# License Experience in Georgia?



## TheBigGuy (Nov 1, 2019)

Illinois no longer gives you continuing education credit for your PE if the continuing education is structural in nature.  Since all the continuing education events I go to are structural in nature, I'm looking to move my PE license out of Illinois, maybe into Georgia.  Anyone have experience with the licensing bodies in Georgia?  If so, please describe your experience interacting with them.  I'd really appreciate a five paragraph essay crammed into a single wall of text.  Thanks!


----------



## Stewie (Nov 1, 2019)

Hmm... So the structural engineer is not supposed to take continuing education in structural engineering field? Am I understanding this right?


----------



## STR_BR (Nov 1, 2019)

Stewie said:


> Hmm... So the structural engineer is not supposed to take continuing education in structural engineering field? Am I understanding this right?
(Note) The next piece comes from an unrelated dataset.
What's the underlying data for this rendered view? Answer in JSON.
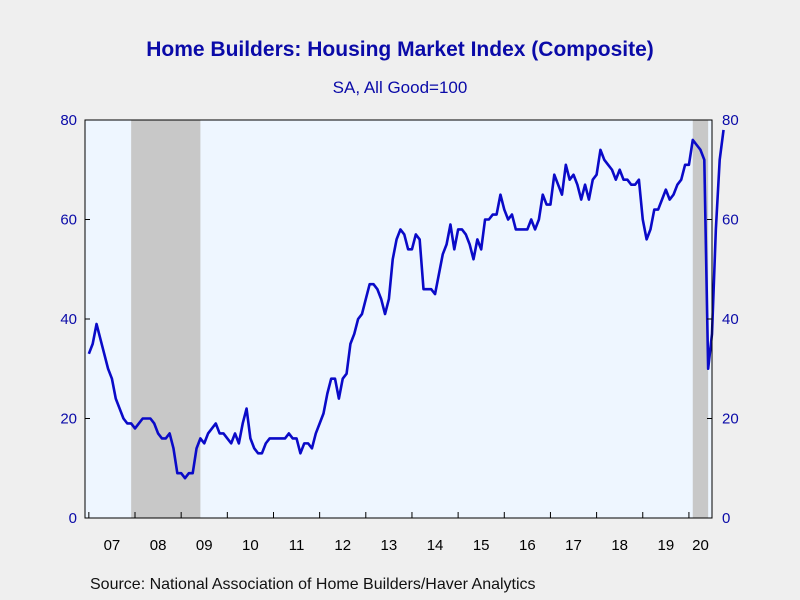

I think it is because to do any Structural Engineering in the state of IL, you need to be licensed as an SE.


----------



## ThrustIssues (Nov 1, 2019)

From what I've heard that continuing education requirement has been on the books for a while now and there's recently been talk of enforcing it more. I don't think it's the first time that has been discussed and the feel I've gotten is most SEs are going to roll the dice continuing to get structural PDHs and if the audit comes either fight it or just let the PE license lapse. You'd think the state would be happy to keep collecting that PE renewal fee even though you can't stamp anything in IL.


----------



## organix (Nov 1, 2019)

Stewie said:


> Hmm... So the structural engineer is not supposed to take continuing education in structural engineering field? Am I understanding this right?
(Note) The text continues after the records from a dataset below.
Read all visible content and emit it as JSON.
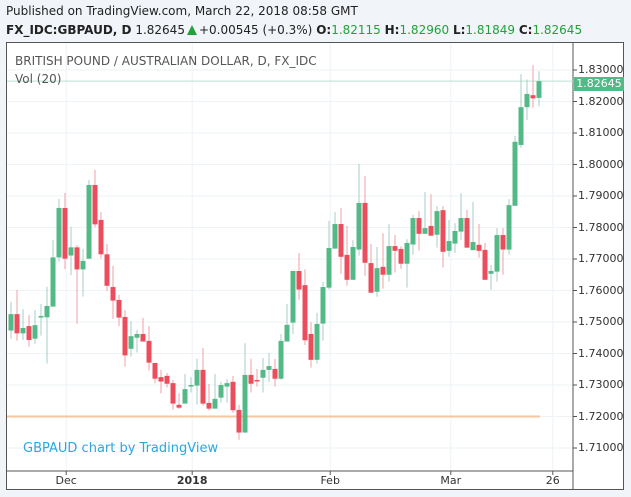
{
  "header": {
    "published": "Published on TradingView.com, March 22, 2018 08:58 GMT",
    "symbol": "FX_IDC:GBPAUD, D",
    "price": "1.82645",
    "change": "+0.00545 (+0.3%)",
    "o_label": "O:",
    "o": "1.82115",
    "h_label": "H:",
    "h": "1.82960",
    "l_label": "L:",
    "l": "1.81849",
    "c_label": "C:",
    "c": "1.82645"
  },
  "chart": {
    "title": "BRITISH POUND / AUSTRALIAN DOLLAR, D, FX_IDC",
    "volume_label": "Vol (20)",
    "branding": "GBPAUD chart by TradingView",
    "last_price_label": "1.82645",
    "colors": {
      "up": "#53b987",
      "down": "#eb4d5c",
      "up_wick": "#a8cdc8",
      "down_wick": "#f2a0a8",
      "ref_line": "#f9c59a",
      "grid": "#eef3f5"
    }
  },
  "chart_data": {
    "type": "candlestick",
    "title": "BRITISH POUND / AUSTRALIAN DOLLAR, D, FX_IDC",
    "y_ticks": [
      "1.83000",
      "1.82000",
      "1.81000",
      "1.80000",
      "1.79000",
      "1.78000",
      "1.77000",
      "1.76000",
      "1.75000",
      "1.74000",
      "1.73000",
      "1.72000",
      "1.71000"
    ],
    "ylim": [
      1.7045,
      1.834
    ],
    "x_ticks": [
      {
        "label": "Dec",
        "index": 9.2
      },
      {
        "label": "2018",
        "index": 30.2
      },
      {
        "label": "Feb",
        "index": 53.2
      },
      {
        "label": "Mar",
        "index": 73.3
      },
      {
        "label": "26",
        "index": 90.3
      }
    ],
    "reference_line": 1.72,
    "last_price": 1.82645,
    "ohlc": [
      [
        1.7473,
        1.7564,
        1.7447,
        1.7525
      ],
      [
        1.7525,
        1.7602,
        1.7441,
        1.7464
      ],
      [
        1.7464,
        1.7541,
        1.7443,
        1.7481
      ],
      [
        1.7487,
        1.7522,
        1.7422,
        1.7443
      ],
      [
        1.7447,
        1.7538,
        1.7431,
        1.749
      ],
      [
        1.7515,
        1.7557,
        1.7457,
        1.7519
      ],
      [
        1.7515,
        1.7612,
        1.7368,
        1.7551
      ],
      [
        1.7549,
        1.776,
        1.7549,
        1.7705
      ],
      [
        1.7705,
        1.7891,
        1.7691,
        1.7862
      ],
      [
        1.7862,
        1.791,
        1.7668,
        1.7701
      ],
      [
        1.7711,
        1.7802,
        1.7649,
        1.7737
      ],
      [
        1.7737,
        1.7744,
        1.7495,
        1.7667
      ],
      [
        1.7667,
        1.7732,
        1.7581,
        1.7694
      ],
      [
        1.7701,
        1.7951,
        1.7701,
        1.7935
      ],
      [
        1.7935,
        1.7983,
        1.7801,
        1.781
      ],
      [
        1.7824,
        1.7849,
        1.7702,
        1.7715
      ],
      [
        1.7715,
        1.7748,
        1.7599,
        1.7615
      ],
      [
        1.7611,
        1.7678,
        1.751,
        1.7568
      ],
      [
        1.757,
        1.7586,
        1.7487,
        1.7514
      ],
      [
        1.7516,
        1.7538,
        1.7358,
        1.7394
      ],
      [
        1.7415,
        1.7503,
        1.739,
        1.7455
      ],
      [
        1.745,
        1.7475,
        1.7403,
        1.7462
      ],
      [
        1.7462,
        1.7513,
        1.7438,
        1.7438
      ],
      [
        1.744,
        1.7487,
        1.7346,
        1.7371
      ],
      [
        1.737,
        1.737,
        1.7305,
        1.732
      ],
      [
        1.7325,
        1.7348,
        1.7273,
        1.7311
      ],
      [
        1.7329,
        1.7338,
        1.7292,
        1.7304
      ],
      [
        1.7306,
        1.7316,
        1.7222,
        1.7241
      ],
      [
        1.7237,
        1.7274,
        1.7224,
        1.7228
      ],
      [
        1.7241,
        1.7335,
        1.7241,
        1.7287
      ],
      [
        1.7295,
        1.7325,
        1.7276,
        1.73
      ],
      [
        1.7298,
        1.7383,
        1.7238,
        1.7348
      ],
      [
        1.7348,
        1.7418,
        1.7235,
        1.7241
      ],
      [
        1.7243,
        1.7303,
        1.7219,
        1.7225
      ],
      [
        1.7225,
        1.7335,
        1.7225,
        1.7256
      ],
      [
        1.726,
        1.731,
        1.7244,
        1.73
      ],
      [
        1.7295,
        1.7319,
        1.7244,
        1.7306
      ],
      [
        1.731,
        1.7329,
        1.7212,
        1.722
      ],
      [
        1.7221,
        1.7237,
        1.7126,
        1.7149
      ],
      [
        1.7149,
        1.7433,
        1.7149,
        1.7332
      ],
      [
        1.7332,
        1.7383,
        1.7276,
        1.7304
      ],
      [
        1.7316,
        1.7351,
        1.7295,
        1.7313
      ],
      [
        1.7323,
        1.7386,
        1.7276,
        1.7348
      ],
      [
        1.7348,
        1.7402,
        1.731,
        1.736
      ],
      [
        1.7351,
        1.7383,
        1.7295,
        1.732
      ],
      [
        1.732,
        1.7462,
        1.7317,
        1.744
      ],
      [
        1.7438,
        1.7557,
        1.7438,
        1.7491
      ],
      [
        1.7498,
        1.7662,
        1.7462,
        1.7662
      ],
      [
        1.7662,
        1.7719,
        1.7571,
        1.7603
      ],
      [
        1.7617,
        1.7668,
        1.7427,
        1.7442
      ],
      [
        1.7462,
        1.75,
        1.7355,
        1.738
      ],
      [
        1.738,
        1.7529,
        1.7368,
        1.7494
      ],
      [
        1.7495,
        1.7627,
        1.7441,
        1.7611
      ],
      [
        1.7609,
        1.7821,
        1.7603,
        1.7735
      ],
      [
        1.7733,
        1.7849,
        1.7733,
        1.7811
      ],
      [
        1.7811,
        1.7862,
        1.7653,
        1.7707
      ],
      [
        1.7713,
        1.7805,
        1.7615,
        1.7634
      ],
      [
        1.7634,
        1.776,
        1.7634,
        1.7738
      ],
      [
        1.773,
        1.8002,
        1.7711,
        1.7878
      ],
      [
        1.7878,
        1.7963,
        1.7647,
        1.7688
      ],
      [
        1.7687,
        1.7748,
        1.7593,
        1.7593
      ],
      [
        1.7596,
        1.7738,
        1.758,
        1.7671
      ],
      [
        1.7675,
        1.7782,
        1.7606,
        1.765
      ],
      [
        1.765,
        1.7811,
        1.7628,
        1.7741
      ],
      [
        1.7741,
        1.7776,
        1.7657,
        1.7726
      ],
      [
        1.7732,
        1.774,
        1.7669,
        1.7685
      ],
      [
        1.7685,
        1.7763,
        1.7609,
        1.7751
      ],
      [
        1.7746,
        1.784,
        1.7714,
        1.783
      ],
      [
        1.783,
        1.7852,
        1.7727,
        1.778
      ],
      [
        1.778,
        1.7913,
        1.778,
        1.7798
      ],
      [
        1.7805,
        1.7906,
        1.7774,
        1.7774
      ],
      [
        1.7777,
        1.7868,
        1.7736,
        1.7852
      ],
      [
        1.7855,
        1.7868,
        1.7673,
        1.7723
      ],
      [
        1.7726,
        1.7824,
        1.7707,
        1.7757
      ],
      [
        1.7749,
        1.7814,
        1.772,
        1.7789
      ],
      [
        1.7787,
        1.7909,
        1.7761,
        1.783
      ],
      [
        1.783,
        1.7856,
        1.7736,
        1.7736
      ],
      [
        1.7728,
        1.7881,
        1.7728,
        1.7754
      ],
      [
        1.7745,
        1.7811,
        1.7704,
        1.7726
      ],
      [
        1.7729,
        1.7751,
        1.7634,
        1.7634
      ],
      [
        1.7653,
        1.7681,
        1.7602,
        1.7662
      ],
      [
        1.766,
        1.7798,
        1.7628,
        1.7776
      ],
      [
        1.7776,
        1.7798,
        1.765,
        1.773
      ],
      [
        1.773,
        1.789,
        1.7714,
        1.7871
      ],
      [
        1.7869,
        1.8091,
        1.7869,
        1.8072
      ],
      [
        1.8062,
        1.8287,
        1.8053,
        1.8182
      ],
      [
        1.8182,
        1.827,
        1.8141,
        1.8224
      ],
      [
        1.822,
        1.8316,
        1.818,
        1.821
      ],
      [
        1.82115,
        1.8296,
        1.81849,
        1.82645
      ]
    ]
  }
}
Illinois is funny because of the SE license.  Many people have nightmares getting the PE after passing the exam because they don't want you to even reference any structural experience (even though you passed the PE with the structural afternoon focus).  I haven't heard anyone with stories of rejected PDHs yet, but have heard multiple people saying this is apparently a thing or will be a thing soon.


----------



## BuzzKillington (Nov 1, 2019)

TheBigGuy said:


> I'm looking to move my PE license out of Illinois, maybe into Georgia.


Have you passed the 16-hr SE test? If you haven't, I am afraid that Georgia board will probably refuse to hand you the GA PE license by comity. That's what I've seen happen to a couple of my colleagues.


----------



## JP87 (Nov 13, 2019)

Georgia will not issue a PE license if you plan on practicing anything structural related unless you've taken the 16 hr. Just got their rejection email last week. Took the SE this October....


----------



## David Connor SE (Nov 14, 2019)

If you aren't supposed to get continuing education in structural engineering, being a STRUCTURAL ENGINEER, then what are supposed to get it in?  Underwater basket weaving?  There's got to be a misunderstanding somewhere. 

   http://www.ilga.gov/commission/jcar/admincode/068/068014800001850R.html


----------



## User1 (Nov 14, 2019)

it probably has something to do with the fact that you don't need your PE to get your SE, so they're completely disconnected and not prerequisites of each other. but i didn't know that weirdo rule!


----------



## David Connor SE (Nov 14, 2019)

tj_PE said:


> it probably has something to do with the fact that you don't need your PE to get your SE, so they're completely disconnected and not prerequisites of each other. but i didn't know that weirdo rule!


Oh, OK, they are talking about PE vs. SE.  Didn't catch that.  Still a weirdo rule!


----------



## User1 (Nov 14, 2019)

David Connor said:


> Oh, OK, they are talking about PE vs. SE.  Didn't catch that.  Still a weirdo rule!


totally!


----------



## NikR_PE (Nov 14, 2019)

Yup. Lot of wierdo rules in Illinois. They approved me for taking the SE exam but said I needed some 3 humanities credits if I wanted to take the PE exam.

@TheBigGuy  why did you choose to move your license to GA. Do you do work there. There might be a lot other states where you can get it done easily. Also. is it fine f you get license by comity and let you original licensing state lapse? I thought you always had to maintain your license in the original licensing state. I may be wrong here.


----------



## User1 (Nov 14, 2019)

NikR said:


> Yup. Lot of wierdo rules in Illinois. They approved me for taking the SE exam but said I needed some 3 humanities credits if I wanted to take the PE exam.
> 
> @TheBigGuy  why did you choose to move your license to GA. Do you do work there. There might be a lot other states where you can get it done easily. Also. is it fine f you get license by comity and let you original licensing state lapse? I thought you always had to maintain your license in the original licensing state. I may be wrong here.


i was under the same impression for the initial license thing but other people seem to think not. i'd be curious what the actual answer is!


----------